Di kejauhan, melalui kabut yang mulai menipis, ia melihat sesuatu—seorang pria berdiri di pinggir jalan, tubuhnya basah kuyup oleh hujan, tangannya terangkat lemah seperti meminta tolong. Cahaya lampu ambulans menerangi sosok itu sekilas—pakaiannya compang-camping, wajahnya tertunduk, dan rambut hitamnya menempel di dahi seperti rumput laut. Darno menginjak rem perlahan, ambulans berhenti dengan suara ban yang bergesek di aspal basah. Jantungnya berdegup lebih cepat, campuran lega dan curiga. “Akhirnya ketemu,” pikirnya, lalu mematikan sirene agar suara hujan lebih jelas.

Ia membuka jendela samping sedikit, angin dingin langsung menyelinap masuk bersama tetesan air. “Pak, Bapak yang kecelakaan? Bisa jalan?” panggilnya, suaranya sedikit bergetar karena udara dingin. Pria itu tak menjawab, hanya melangkah perlahan menuju pintu samping ambulans yang Darno buka dengan cepat. Hujan membasahi lengan Darno saat ia membantu pria itu masuk, tangannya merasakan kulit yang terlalu dingin—lebih dingin dari yang seharusnya, bahkan untuk seseorang yang kehujanan. Pria itu terhuyung, lalu duduk di ranjang pasien tanpa suara, kepalanya tetap tertunduk. Darno menutup pintu, mencium bau aneh yang tiba-tiba mengisi kabin—bau tanah basah bercampur sesuatu yang membusuk, seperti lumpur dari kuburan tua. Ia menggosok hidungnya, mencoba mengabaikan firasat buruk yang kini semakin kuat di dadanya.

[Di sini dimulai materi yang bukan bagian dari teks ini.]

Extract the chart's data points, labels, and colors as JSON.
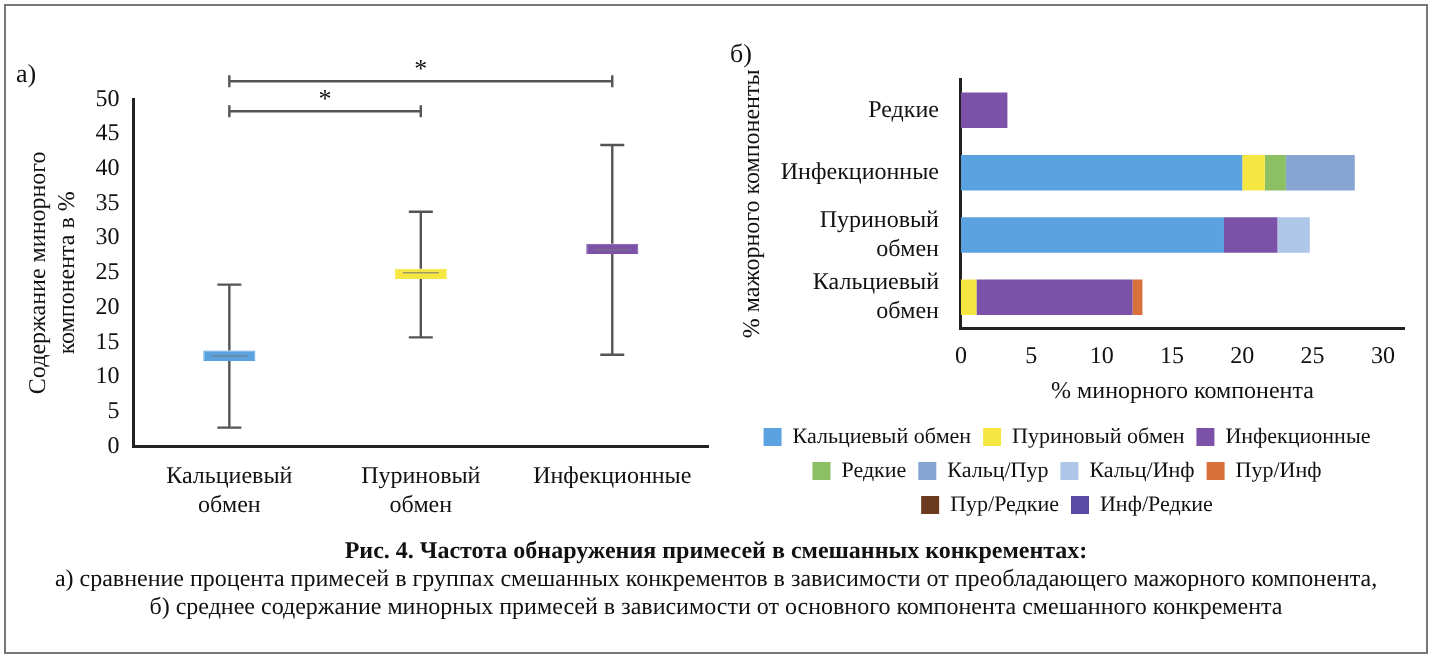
{
  "chart_data": [
    {
      "type": "box",
      "title": "а)",
      "ylabel": "Содержание минорного компонента в %",
      "categories": [
        "Кальциевый обмен",
        "Пуриновый обмен",
        "Инфекционные"
      ],
      "boxes": [
        {
          "low": 2.7,
          "q1": 12.3,
          "median": 13,
          "q3": 13.8,
          "high": 23.3
        },
        {
          "low": 15.7,
          "q1": 24.1,
          "median": 25,
          "q3": 25.6,
          "high": 33.8
        },
        {
          "low": 13.2,
          "q1": 27.7,
          "median": 28.3,
          "q3": 29.2,
          "high": 43.4
        }
      ],
      "colors": [
        "#5ba3e0",
        "#f5e642",
        "#7b52a8"
      ],
      "ylim": [
        0,
        50
      ],
      "yticks": [
        0,
        5,
        10,
        15,
        20,
        25,
        30,
        35,
        40,
        45,
        50
      ],
      "grid": false,
      "legend": false,
      "annotations": [
        "*",
        "*"
      ]
    },
    {
      "type": "bar",
      "orientation": "horizontal",
      "stacked": true,
      "title": "б)",
      "xlabel": "% минорного компонента",
      "ylabel": "% мажорного компоненты",
      "categories": [
        "Редкие",
        "Инфекционные",
        "Пуриновый обмен",
        "Кальциевый обмен"
      ],
      "series": [
        {
          "name": "Кальциевый обмен",
          "color": "#5ba3e0",
          "values": [
            0,
            20,
            18.7,
            0
          ]
        },
        {
          "name": "Пуриновый обмен",
          "color": "#f5e642",
          "values": [
            0,
            1.6,
            0,
            1.1
          ]
        },
        {
          "name": "Инфекционные",
          "color": "#7b52a8",
          "values": [
            3.3,
            0,
            3.8,
            11.1
          ]
        },
        {
          "name": "Редкие",
          "color": "#8cc063",
          "values": [
            0,
            1.5,
            0,
            0
          ]
        },
        {
          "name": "Кальц/Пур",
          "color": "#87a5d3",
          "values": [
            0,
            4.9,
            0,
            0
          ]
        },
        {
          "name": "Кальц/Инф",
          "color": "#aec6e8",
          "values": [
            null,
            0,
            2.3,
            null
          ]
        },
        {
          "name": "Пур/Инф",
          "color": "#d9703a",
          "values": [
            0,
            0,
            0,
            0.7
          ]
        },
        {
          "name": "Пур/Редкие",
          "color": "#6b3a1f",
          "values": [
            0,
            0,
            0,
            0
          ]
        },
        {
          "name": "Инф/Редкие",
          "color": "#5a4aa8",
          "values": [
            0,
            0,
            0,
            0
          ]
        }
      ],
      "xlim": [
        0,
        31.5
      ],
      "xticks": [
        0,
        5,
        10,
        15,
        20,
        25,
        30
      ],
      "grid": false,
      "legend": "bottom"
    },
    {
      "type": "other",
      "annotations": [
        "Рис. 4. Частота обнаружения примесей в смешанных конкрементах:",
        "а) сравнение процента примесей в группах смешанных конкрементов в зависимости от преобладающего мажорного компонента,",
        "б) среднее содержание минорных примесей в зависимости от основного компонента смешанного конкремента"
      ]
    }
  ]
}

 Bab 3: Penumpang yang Dingin

Pintu samping ambulans tertutup dengan bunyi klik yang keras, memutus suara hujan yang bergemuruh di luar. Darno berdiri sejenak di dalam kabin, air hujan menetes dari lengan jaketnya ke lantai karet yang licin. Udara di dalam terasa lebih dingin dari yang seharusnya, meski pemanas ambulans masih menyala pelan dari perjalanan sebelumnya. Ia menggosok tangannya yang basah, mencoba menghilangkan sensasi dingin yang masih tertinggal dari kulit pria yang baru saja ia bantu masuk. Pria itu kini duduk di ranjang pasien, tubuhnya terhuyung seolah tak punya tenaga, kepalanya tertunduk hingga rambut hitam basahnya menutupi wajah. Darno meliriknya sekilas, lalu bergegas kembali ke kursi sopir, berusaha fokus pada tugasnya.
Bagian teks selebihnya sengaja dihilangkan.